Care is usually directed towards the patient. In terminal illness the family
must be the unit of care. Help should be available to all those involved whether
patient, relation, or friend to sustain communication and involvement. 15. The
course of the terminal illness involves a series of clinical and personal
decisions. Interchange between patient, family, and clinical team is essential
to enable an informed decision to be made. 16. Many people do not know what the
dying process involves. The family should be given time and opportunity to
discuss all aspects of dying, death, and related emotional needs with the staff.

17. The patient and family need the opportunity for privacy and being together.

The patient and family should have time alone and privacy both while the patient
is living and after death occurs. A special space may need to be provided. 18.

Complexity of treatment and time-consuming procedures can cause disruption for
the patient/family. Procedures must be so arranged as not to interfere with
adequate time for patient, family, and friends to be together. 19. Patients and
families facing death frequently experience a search for the meaning of their
lives, making the provision of spiritual support essential.
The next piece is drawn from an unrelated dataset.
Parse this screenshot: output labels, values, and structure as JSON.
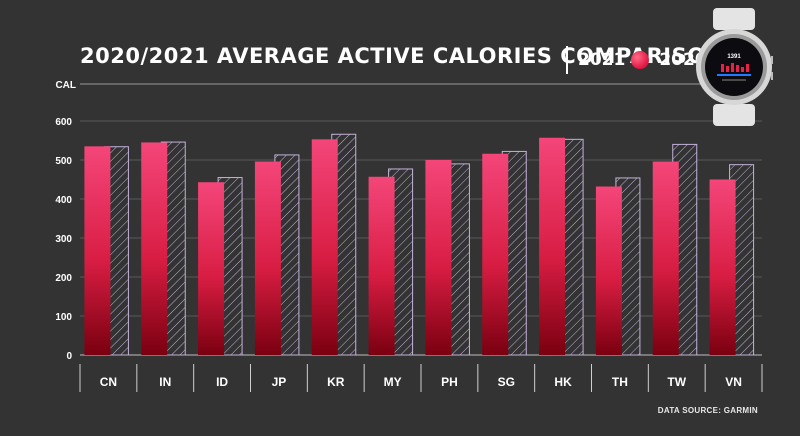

The religious,
philosophic, and emotional components of care are as essential as the medical,
nursing, and social components and must be available as part of the team
approach. 20. Survivors are at risk emotionally and physically during
bereavement. The provision of appropriate care to survivors is the
responsibility of the team that gave care and support to the deceased.

The growing body of knowledge in symptom control, patient/family-centered care,
and other aspects of the care of the terminally ill is now readily available.

Institutions and organizations providing terminal care must orient and educate
new staff and keep all staff informed about developments as they occur. 22. Good
terminal care presupposes emotional investment on the part of the staff. Staff
needs time and encouragement to develop and maintain relationships with patients
and relatives. 23. Emotional commitment to good terminal care will often produce
emotional exhaustion. Effective staff support systems must be readily available.